Lulus Verifikasi Dewan Pers No.126/DP-Terverifikasi/K/X/2017

Meningkatkan Taraf Hidup Warga dengan Ekonomi Biru
Oleh : emmi/dd
Kamis | 18-10-2012 | 10:16 WIB

ANAMBAS, batamtoday - Bupati Kabupaten Kepulauan Anambas, T Mukhtaruddin membuka acara diskusi ekonomi biru yang menghadirkan narasumber dari Badan Penelitian dan Pengembangan (BPP) Kementerian Dalam Negeri. Dalam diskusi ini dihadiri oleh birokrasi pemerintahan daerah, anggota DPRD, tokoh masyarakat LSM dan wartawan, Rabu (17/10/2012) kemarin.


Bupati Kabupaten Kepulauan Anambas, T Mukhtaruddin memaparkan kondisi dan letak geografis.

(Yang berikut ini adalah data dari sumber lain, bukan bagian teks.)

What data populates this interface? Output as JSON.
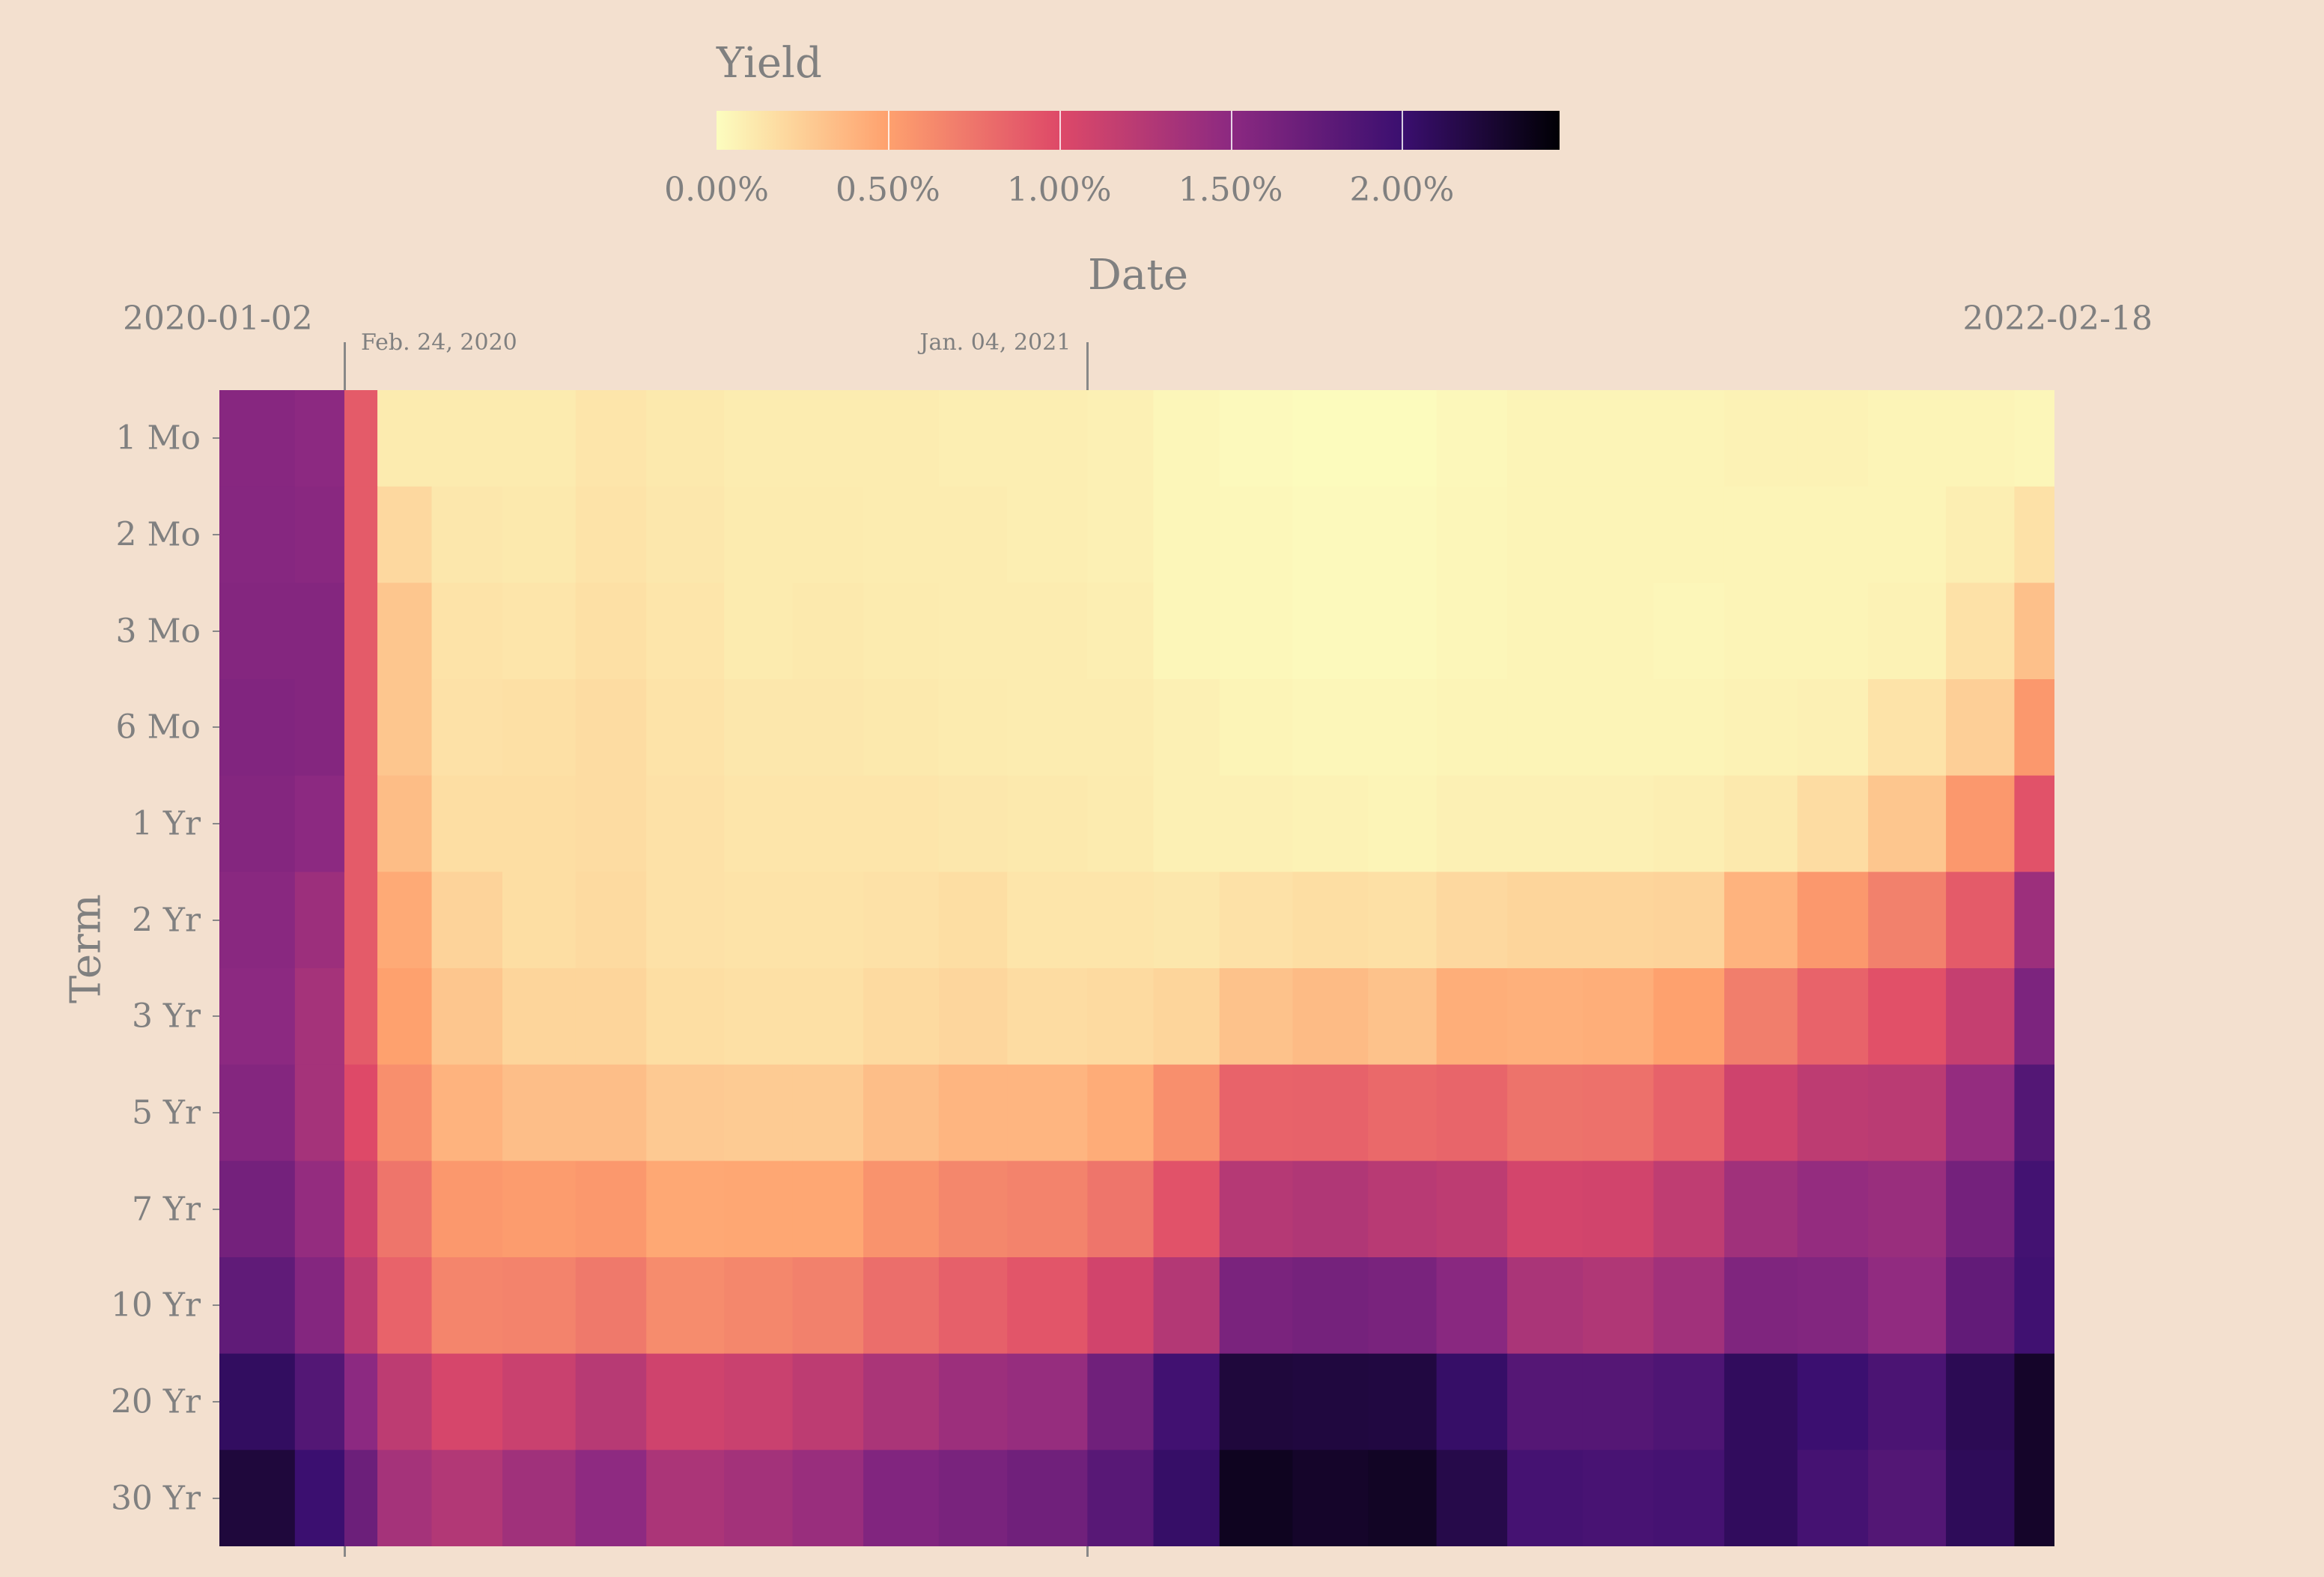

Dimana beberapa pulau Anambas berbatasan dengan negara tetangga Malaysia, Singapura dan Thailand. Kondisi ini tentu memiliki beberapa aspek yang sangat berpotensi untuk meningkatkan ekonomi masyarakat.

Sementara, Badan Penelitian dan Pengembangan Kementerian Dalam Negeri Herie Saksono, memberikan penerangan tentang Ekonomi Biru. Ekonomi biru yakni instrumen pembangunan yang mampu merespon kebutuhan dasar dengan apa yang dimiliki, memperkenalkan inovasi yang terinspirasi oleh alam yang menghasilkan keuntungan dan menawarkan lebih banyak aktivitas.

"Ekonomi biru bertujuan untuk meningkatkan ekonomi masyarakat dengan memanfaatkan bahan yang selama ini terbuang namun ketika diolah bisa memiliki nilai ekonomis. Misalnya ketika seseorang meminum kopi ternyata yang digunakan hanya kopinya sementara ada nilai ekonomis lainnya yang selama ini terlupakan. Bisa saja ampas kopi tersebut ketika diolah bisa lebih bermanfaat sebagai bio gas namun hal ini tentunya perlu pengolahan lagi dan ini yang kita maksud sebagai ekonomi biru," kata Herie.

Salah satu peserta diskusi Wakil Ketua Kube Arung Hijau, Surahman mengaku selama ini sudah berupaya melakukan pengolahan batok kelapa menjadi sumber ekonomi masyarakat.

"Kami memang sudah berupaya memaanfaatkan batok kelapa sebagai sumber ekonomi masyarakat Arung Hijau. Dimana batok kelapa bisa dioleh menjadi souvenir namun dalam melaksanakannya butuh dana operasional yang sangat tinggi. Dana operasional bisa membutuhkan Rp 30 juta dengan 5 kelompok kerja satu kelompok terdiri dari 5 orang anggota," katanya.

Selain dari biaya operasional yang tinggi pemasaran hasil karya Kube Arung Hijau juga mengalami kendala karena harga yang ditawarkan tergolong tinggi.

"Satu souvenir bisa kita jual berkisar Rp 15 ribu hingga Rp 20 ribu sementara biaya operasionalnya tinggi apalagi kalau kita pasarkan di luar Anambas harganya tidak akan sesuai dengan biaya operasional yang dikeluarkan. Maklumlah pak biaya di Anambas ini tinggi ketika kita jual barang hasil produksi tidak bisa mencukupi biaya operasionalnya," katanya.

Menanggapi hal tersebut Herie mengatakan untuk mengatasi pemasaran sebaiknya barang produksi bisa dipasarkan didalam kota Tarempa saja karena ketika barang tersebut dipasarkan di luar daerah maka harganya tidak sesuai karena ongkos produksi lebih tinggi.

"Sebaiknya hasil produksi batok kelapa dipasarkan di Tarempa saja atau lokal, karena biaya operasional yang tinggi dan jika dibandingkan dengan daerah lain bertambah lagi cost untuk transporatasi makanya harus dicari solusi atau memanfaatkan lokasi bandara Palmatak. Jadi souvenir bisa terpasarkan ketika orang yang berkunjung ke Anambas membeli sebagai oleh-oleh khas Anambas," katanya.